Surface analysis of powder binary mixtures with ATR FTIR spectroscopy

Abstract

Attenuated Total Reflectance Fourier Transform Infra Red spectroscopy (ATR FTIR) has been used for surface analysis of powder mixtures. The appearance of one component on the surface of the mixture in greater amounts than that expected from the mass or volume ratio was quantified. Coloured mixtures containing methyl orange were analysed. They contained proportions of components from 0% to 100% in steps of 10%. Mixtures of non-sieved powders of methyl orange and Povidone were dark red when containing only 20% of methyl orange, indicating that particles of methyl orange were present on the surface of the mixture in higher amounts than expected from the mass ratios. Mixtures of methyl orange and Mg stearate, on the other hand, were a light colour, showing the presence of more Mg stearate on the surface than expected. Visual observations correlated with semiquantitative surface concentration determination by ATR FTIR spectroscopy using specific peaks of each component. Quantitative determination of components on the surface of the mixture, using the Beer Lambert law, was possible when characteristic peaks for the first component did not overlap with those of the other component.

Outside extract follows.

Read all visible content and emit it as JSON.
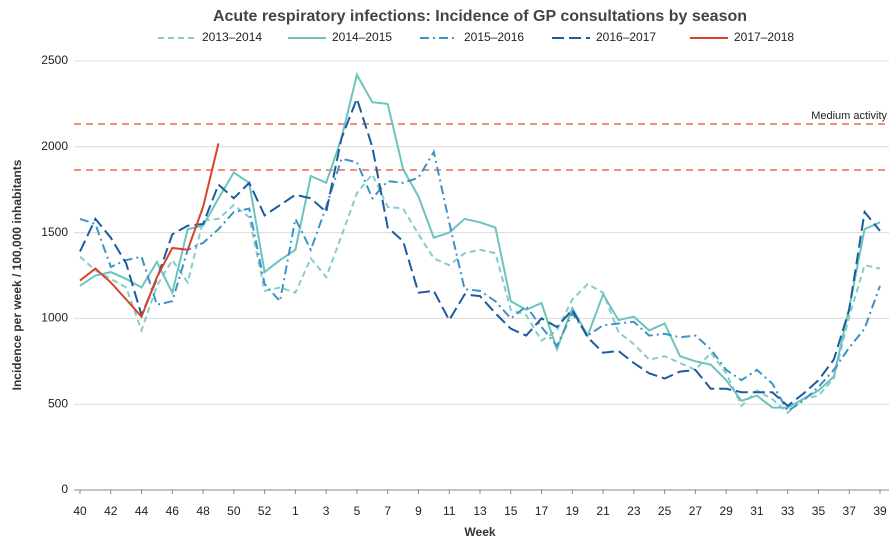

A non-linear correlation between peak height and concentration of a component in a mixture was explained by distribution of the particle size of components. With a small component, the larger number of particles in the same volume allowed them to surround the larger particles of the second component. These conclusions were confirmed by preparing mixtures with non-coloured components (Povidone-Eudragit ®, NaCl-Povidone, NaCl-Eudragit ®). Results again correlated with the ATR FTIR spectroscopy measurements. It was additionally shown that a small proportion of finer particles can drastically influence the surface of powder mixtures, due to their large contribution to the specific surface area. ATR FTIR is thus demonstrated to be a useful method for studying surfaces of powder mixtures also in terms of process analytical technology (PAT).